Le nouveau Conseil de sécurité pourrait être constitué non plus de cinq pays mais d'un représentant de chaque entité régionale (Afrique noire, Amérique latine, Indonésie et Malaisie, Asie du Sud-Est, Russie, Chine, Europe, Inde, États-Unis, Japon et Corée, monde arabo-musulman de l'Afrique au Moyen-Orient, peuples autochtones...). Il serait l'organe chargé d'exécuter les décisions de la Cour internationale de justice. Il disposerait d'une force militaire issue des entités régionales (et non d'arbitres en uniforme, simples témoins des affrontements), capable d'intervenir lors d'un conflit ou de lutter contre le terrorisme. Le droit de veto serait supprimé (l'hégémonie des cinq membres permanents du Conseil de sécurité qui disposent d'un droit de veto mine le droit international, alimente les volontés hégémoniques et la prédation), car il n'aurait plus de raison d'être dès lors que la Cour internationale de justice exercerait la plénitude de ses droits.
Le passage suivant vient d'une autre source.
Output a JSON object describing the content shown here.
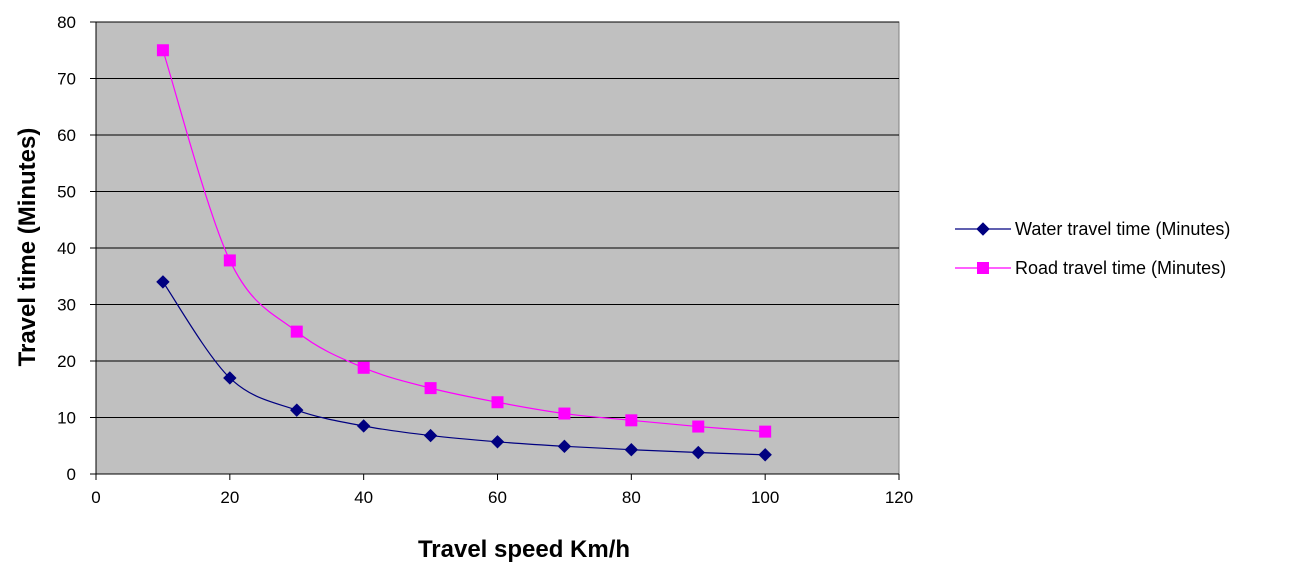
{
  "chart_data": {
    "type": "line",
    "title": "",
    "xlabel": "Travel speed Km/h",
    "ylabel": "Travel time (Minutes)",
    "xlim": [
      0,
      120
    ],
    "ylim": [
      0,
      80
    ],
    "x_ticks": [
      0,
      20,
      40,
      60,
      80,
      100,
      120
    ],
    "y_ticks": [
      0,
      10,
      20,
      30,
      40,
      50,
      60,
      70,
      80
    ],
    "x_tick_labels": [
      "0",
      "20",
      "40",
      "60",
      "80",
      "100",
      "120"
    ],
    "y_tick_labels": [
      "0",
      "10",
      "20",
      "30",
      "40",
      "50",
      "60",
      "70",
      "80"
    ],
    "grid": "horizontal",
    "plot_background": "#c0c0c0",
    "legend_position": "right",
    "x": [
      10,
      20,
      30,
      40,
      50,
      60,
      70,
      80,
      90,
      100
    ],
    "series": [
      {
        "name": "Water travel time (Minutes)",
        "color": "#000080",
        "marker": "diamond",
        "values": [
          34,
          17,
          11.3,
          8.5,
          6.8,
          5.7,
          4.9,
          4.3,
          3.8,
          3.4
        ]
      },
      {
        "name": "Road travel time (Minutes)",
        "color": "#ff00ff",
        "marker": "square",
        "values": [
          75,
          37.8,
          25.2,
          18.8,
          15.2,
          12.7,
          10.7,
          9.5,
          8.4,
          7.5
        ]
      }
    ]
  }
}
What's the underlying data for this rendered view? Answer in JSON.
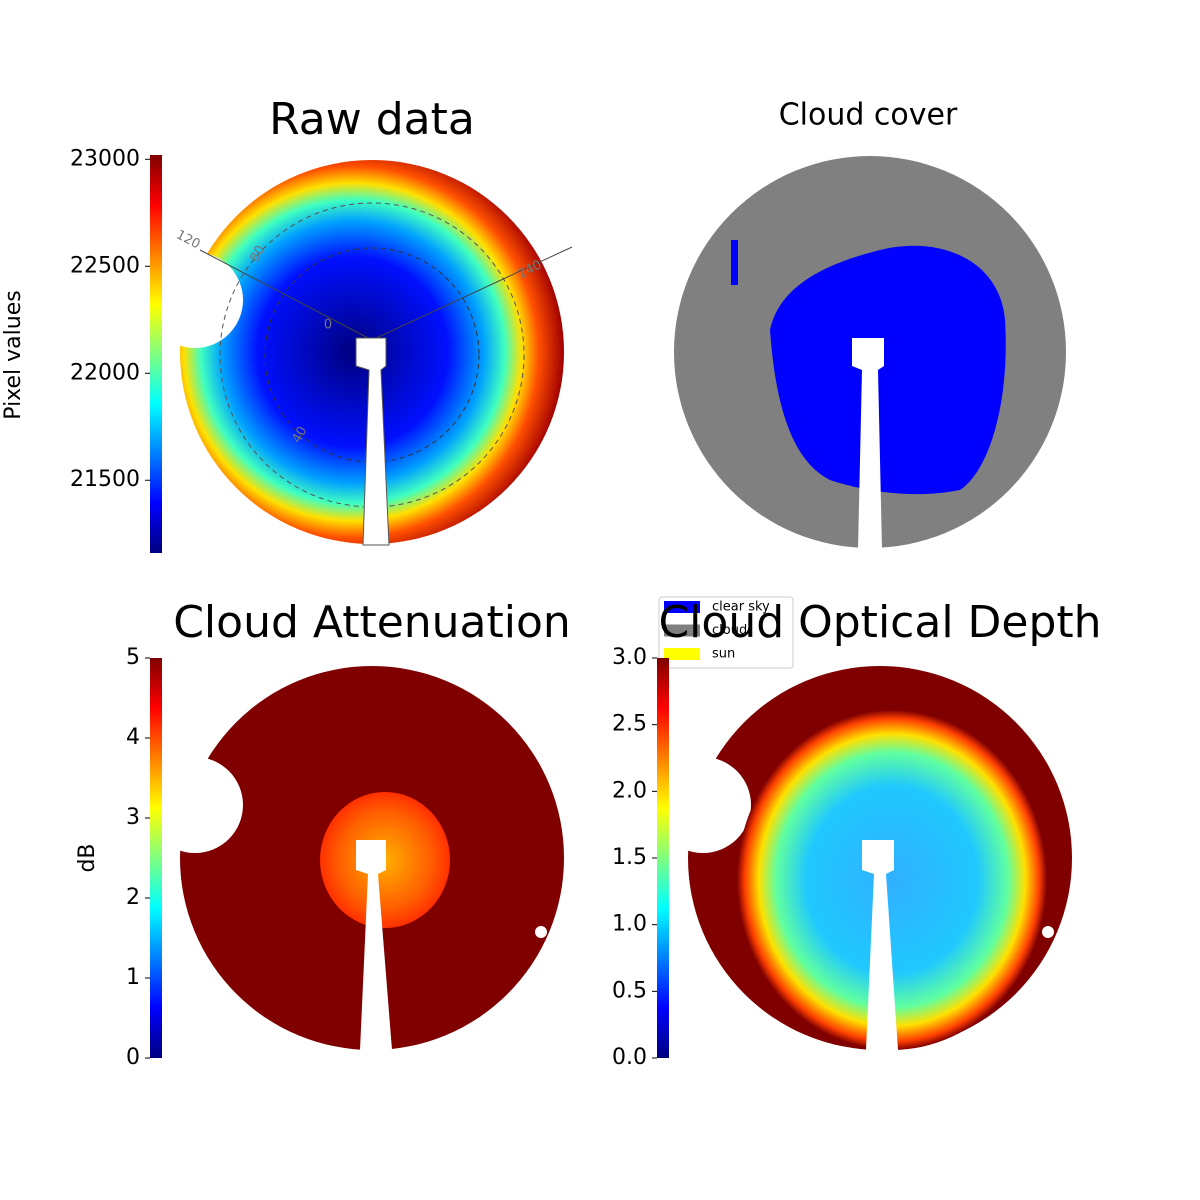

Cette proposition va au-delà de ce qui est aujourd'hui négocié dans l'enceinte onusienne : depuis 2008, les « négociations intergouvernementales » sur la réforme du Conseil de sécurité opposent principalement le G4 (Allemagne, Japon, Inde, Brésil, qui réclament des sièges permanents supplémentaires), le groupe « Unis pour le consensus » (mené par l'Italie, hostile à tout nouveau siège permanent), et le Consensus d'Ezulwini porté par l'Union africaine (qui revendique des sièges permanents pour le continent africain) -- soit une discussion sur l'élargissement de la composition du Conseil, pas sur la suppression du droit de veto lui-même. Sur ce dernier point, l'initiative la plus aboutie reste le « code de conduite » porté par le groupe ACT depuis 2015 (à l'initiative de la France et du Mexique) : un engagement volontaire à ne pas recourir au veto en cas d'atrocités de masse -- un renoncement partiel et non contraignant, bien en deçà d'une suppression pure et simple.